A dermatite trofoalérgica, hipersensibilidade alimentar (HA), ou apenas “alergia alimentar” é uma reação adversa ao alimento de base imunológica, ou seja, que envolve uma resposta alérgica mediada pelo sistema imune do paciente. Sabemos até agora que envolve principalmente reação de hipersensibilidade intensa e imediata do tipo I (mediada por IgE) e também tardia dos tipos III (deposição de complexos antígeno-anticorpo na pele) e IV (mediada por células). Quando a reação adversa ao alimento não envolve o sistema imunológico, utilizamos o termo “intolerância alimentar”.

O diagnóstico diferencial das dermatopatias alérgicas é um constante desafio ao clínico veterinário. Inclui-se também nesta categoria a dermatite alérgica à picada de ectoparasitas (DAPE) e a dermatite atópica (ou atopia), que junto com a HA representam a maior casuística de problemas dermatológicos na clínica de pequenos animais.

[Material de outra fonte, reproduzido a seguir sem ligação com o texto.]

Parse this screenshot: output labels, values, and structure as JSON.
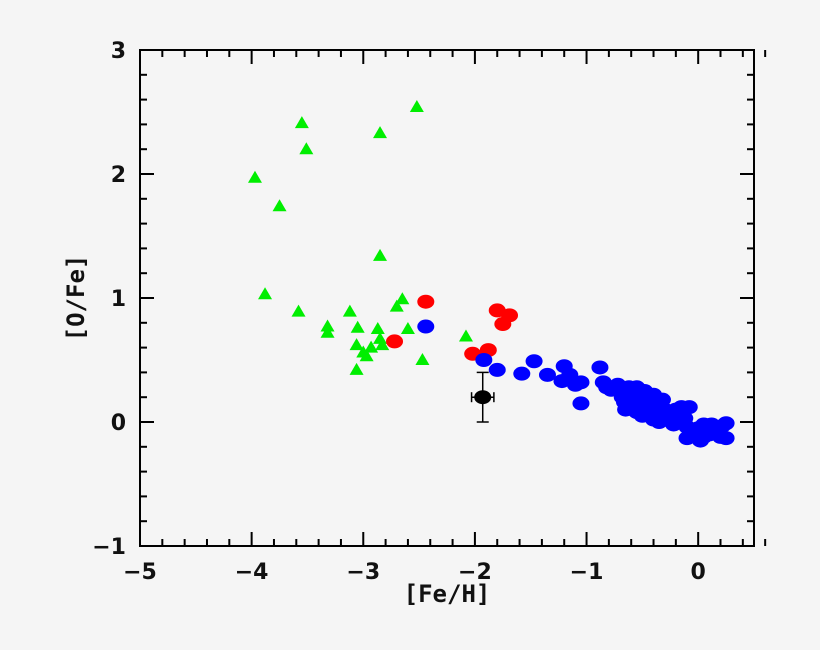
{
  "chart_data": {
    "type": "scatter",
    "xlabel": "[Fe/H]",
    "ylabel": "[O/Fe]",
    "xlim": [
      -5,
      0.5
    ],
    "ylim": [
      -1,
      3
    ],
    "x_ticks": [
      -5,
      -4,
      -3,
      -2,
      -1,
      0
    ],
    "y_ticks": [
      -1,
      0,
      1,
      2,
      3
    ],
    "grid": false,
    "series": [
      {
        "marker": "triangle",
        "color": "#00ee00",
        "points": [
          [
            -3.97,
            1.97
          ],
          [
            -3.55,
            2.41
          ],
          [
            -3.51,
            2.2
          ],
          [
            -3.75,
            1.74
          ],
          [
            -2.85,
            2.33
          ],
          [
            -2.52,
            2.54
          ],
          [
            -2.85,
            1.34
          ],
          [
            -3.88,
            1.03
          ],
          [
            -3.58,
            0.89
          ],
          [
            -3.32,
            0.77
          ],
          [
            -3.32,
            0.72
          ],
          [
            -3.12,
            0.89
          ],
          [
            -3.05,
            0.76
          ],
          [
            -2.87,
            0.75
          ],
          [
            -2.7,
            0.93
          ],
          [
            -2.65,
            0.99
          ],
          [
            -2.6,
            0.75
          ],
          [
            -2.85,
            0.67
          ],
          [
            -2.83,
            0.62
          ],
          [
            -2.93,
            0.6
          ],
          [
            -3.0,
            0.56
          ],
          [
            -2.97,
            0.53
          ],
          [
            -3.06,
            0.62
          ],
          [
            -3.06,
            0.42
          ],
          [
            -2.47,
            0.5
          ],
          [
            -2.08,
            0.69
          ]
        ]
      },
      {
        "marker": "circle",
        "color": "#ff0000",
        "points": [
          [
            -2.44,
            0.97
          ],
          [
            -2.72,
            0.65
          ],
          [
            -2.02,
            0.55
          ],
          [
            -1.88,
            0.58
          ],
          [
            -1.8,
            0.9
          ],
          [
            -1.75,
            0.79
          ],
          [
            -1.69,
            0.86
          ]
        ]
      },
      {
        "marker": "circle",
        "color": "#0000ff",
        "points": [
          [
            -2.44,
            0.77
          ],
          [
            -1.92,
            0.5
          ],
          [
            -1.8,
            0.42
          ],
          [
            -1.47,
            0.49
          ],
          [
            -1.58,
            0.39
          ],
          [
            -1.35,
            0.38
          ],
          [
            -1.2,
            0.45
          ],
          [
            -1.15,
            0.38
          ],
          [
            -1.22,
            0.33
          ],
          [
            -1.05,
            0.32
          ],
          [
            -1.1,
            0.3
          ],
          [
            -1.05,
            0.15
          ],
          [
            -0.88,
            0.44
          ],
          [
            -0.85,
            0.32
          ],
          [
            -0.82,
            0.28
          ],
          [
            -0.78,
            0.26
          ],
          [
            -0.72,
            0.3
          ],
          [
            -0.7,
            0.25
          ],
          [
            -0.68,
            0.2
          ],
          [
            -0.66,
            0.16
          ],
          [
            -0.65,
            0.1
          ],
          [
            -0.62,
            0.28
          ],
          [
            -0.6,
            0.22
          ],
          [
            -0.58,
            0.15
          ],
          [
            -0.55,
            0.28
          ],
          [
            -0.55,
            0.08
          ],
          [
            -0.52,
            0.2
          ],
          [
            -0.5,
            0.12
          ],
          [
            -0.5,
            0.05
          ],
          [
            -0.48,
            0.25
          ],
          [
            -0.45,
            0.16
          ],
          [
            -0.43,
            0.09
          ],
          [
            -0.4,
            0.22
          ],
          [
            -0.4,
            0.02
          ],
          [
            -0.38,
            0.14
          ],
          [
            -0.35,
            0.08
          ],
          [
            -0.35,
            0.0
          ],
          [
            -0.32,
            0.18
          ],
          [
            -0.3,
            0.1
          ],
          [
            -0.28,
            0.02
          ],
          [
            -0.25,
            0.07
          ],
          [
            -0.22,
            -0.02
          ],
          [
            -0.2,
            0.1
          ],
          [
            -0.18,
            0.04
          ],
          [
            -0.15,
            0.12
          ],
          [
            -0.12,
            0.03
          ],
          [
            -0.1,
            -0.04
          ],
          [
            -0.1,
            -0.13
          ],
          [
            -0.08,
            0.12
          ],
          [
            -0.05,
            -0.06
          ],
          [
            -0.02,
            -0.1
          ],
          [
            0.0,
            -0.05
          ],
          [
            0.02,
            -0.15
          ],
          [
            0.05,
            -0.02
          ],
          [
            0.05,
            -0.12
          ],
          [
            0.08,
            -0.06
          ],
          [
            0.1,
            -0.1
          ],
          [
            0.12,
            -0.02
          ],
          [
            0.15,
            -0.08
          ],
          [
            0.18,
            -0.04
          ],
          [
            0.2,
            -0.12
          ],
          [
            0.22,
            -0.03
          ],
          [
            0.25,
            -0.01
          ],
          [
            0.25,
            -0.13
          ]
        ]
      },
      {
        "marker": "circle",
        "color": "#000000",
        "points": [
          [
            -1.93,
            0.2
          ]
        ],
        "x_error": 0.1,
        "y_error": 0.2
      }
    ]
  }
}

Desafio 1 – Doenças semelhantes

As doenças citadas acima estão frequentemente relacionadas e se assemelham em relação à apresentação clínica do paciente, pois uma parcela considerável dos animais atópicos também podem apresentar HA e DAPE. Além disso, a alergia alimentar pode estar associada a casos de doença inflamatória intestinal tanto em cães quanto em gatos, por isso a extrema importância em se realizar diagnósticos diferenciais, como veremos adiante.

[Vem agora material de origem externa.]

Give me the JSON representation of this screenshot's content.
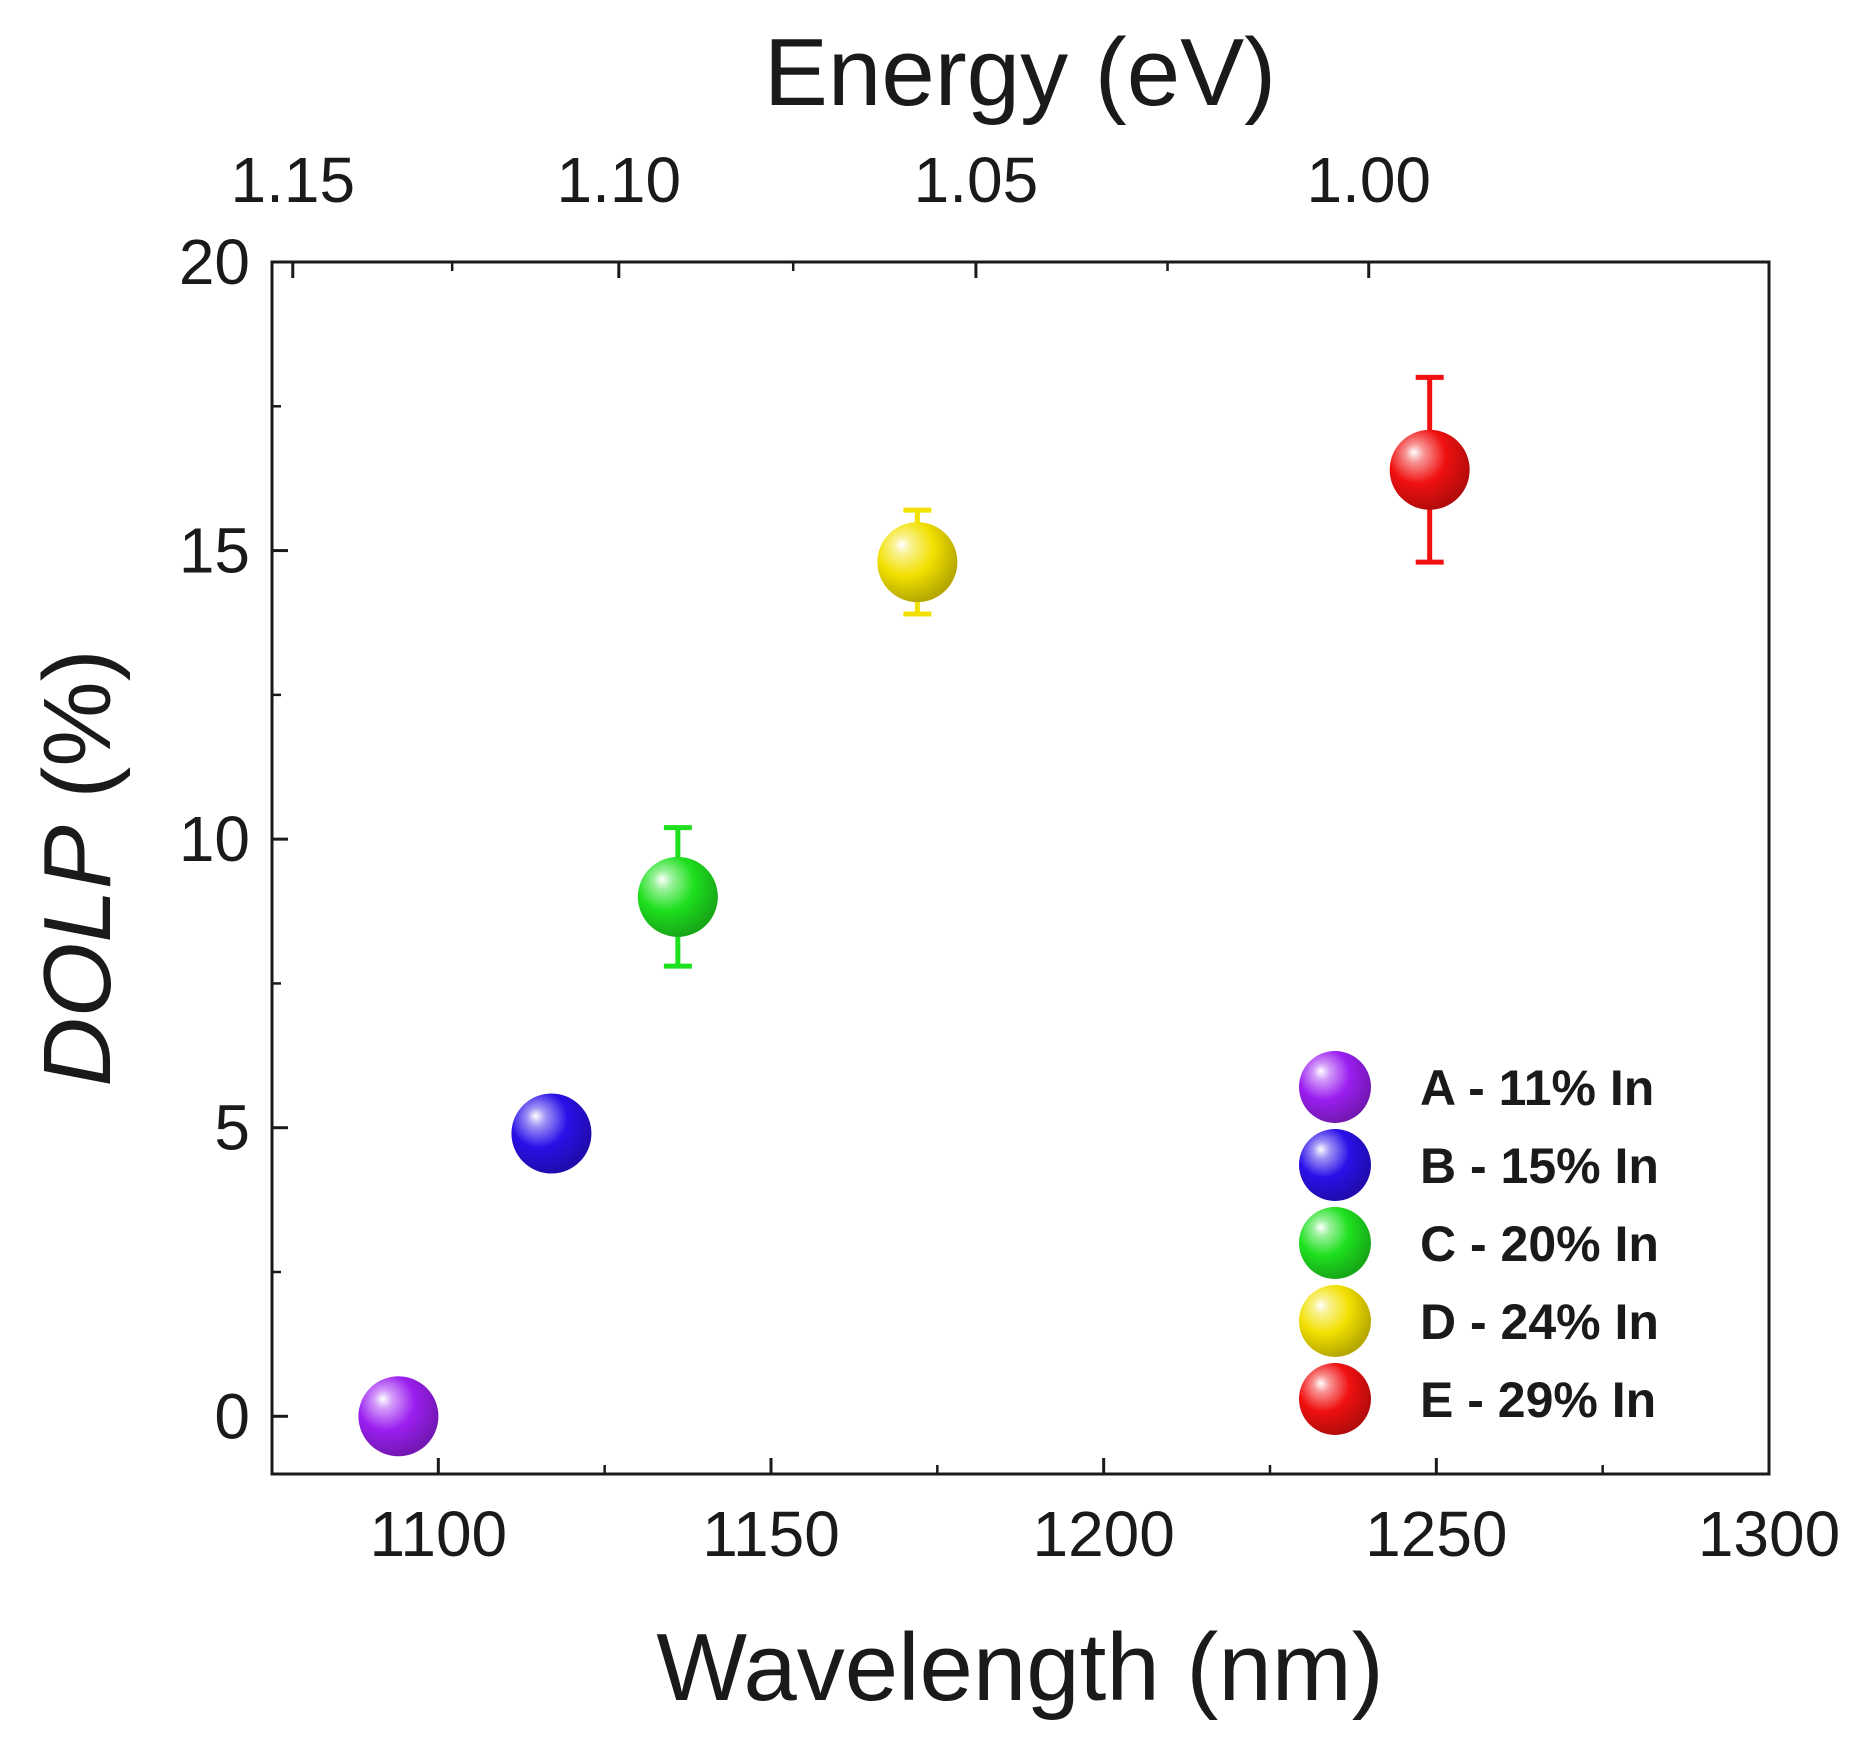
{
  "chart_data": {
    "type": "scatter",
    "title": "",
    "xlabel": "Wavelength (nm)",
    "ylabel_italic": "DOLP",
    "ylabel_rest": " (%)",
    "x2label": "Energy (eV)",
    "xlim": [
      1075,
      1300
    ],
    "ylim": [
      -1,
      20
    ],
    "x_ticks": [
      1100,
      1150,
      1200,
      1250,
      1300
    ],
    "y_ticks": [
      0,
      5,
      10,
      15,
      20
    ],
    "x2_ticks": [
      {
        "label": "1.15",
        "energy": 1.15
      },
      {
        "label": "1.10",
        "energy": 1.1
      },
      {
        "label": "1.05",
        "energy": 1.05
      },
      {
        "label": "1.00",
        "energy": 1.0
      }
    ],
    "legend_position": "bottom-right",
    "series": [
      {
        "name": "A - 11% In",
        "color": "#9b1ff0",
        "x": 1094,
        "y": 0.0,
        "err": 0.0
      },
      {
        "name": "B - 15% In",
        "color": "#2a10e8",
        "x": 1117,
        "y": 4.9,
        "err": 0.0
      },
      {
        "name": "C - 20% In",
        "color": "#1ee01e",
        "x": 1136,
        "y": 9.0,
        "err": 1.2
      },
      {
        "name": "D - 24% In",
        "color": "#f2e000",
        "x": 1172,
        "y": 14.8,
        "err": 0.9
      },
      {
        "name": "E - 29% In",
        "color": "#f01010",
        "x": 1249,
        "y": 16.4,
        "err": 1.6
      }
    ]
  }
}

Desafio 2 – O tempo e as causas da alergia

A HA acomete animais de qualquer idade, inclusive jovens. Porém, podem se passar anos até o animal desenvolver alguma resposta alérgica a um alimento específico. Entretanto, após desenvolver uma resposta alérgica a determinado componente alimentar, é provável que o paciente permaneça com a alergia por toda a vida. O ingrediente responsável pela resposta imunológica, quando identificado e isolado, deve ser retirado permanentemente da dieta do animal.

Sabe-se que as reações alérgicas acontecem em resposta à presença de trofoalérgenos de alto peso molecular (geralmente proteínas) e que apresentam epítopos antigênicos bastante expostos em sua superfície e geralmente resistentes às enzimas digestivas.

Desafio 3 – Identificar os sinais da alergia alimentar

Não existe nenhum padrão clássico de topografia lesional que seja patognomônico da hipersensibilidade alimentar. Anamnese detalhada e exame físico minucioso são de extrema importância durante a consulta.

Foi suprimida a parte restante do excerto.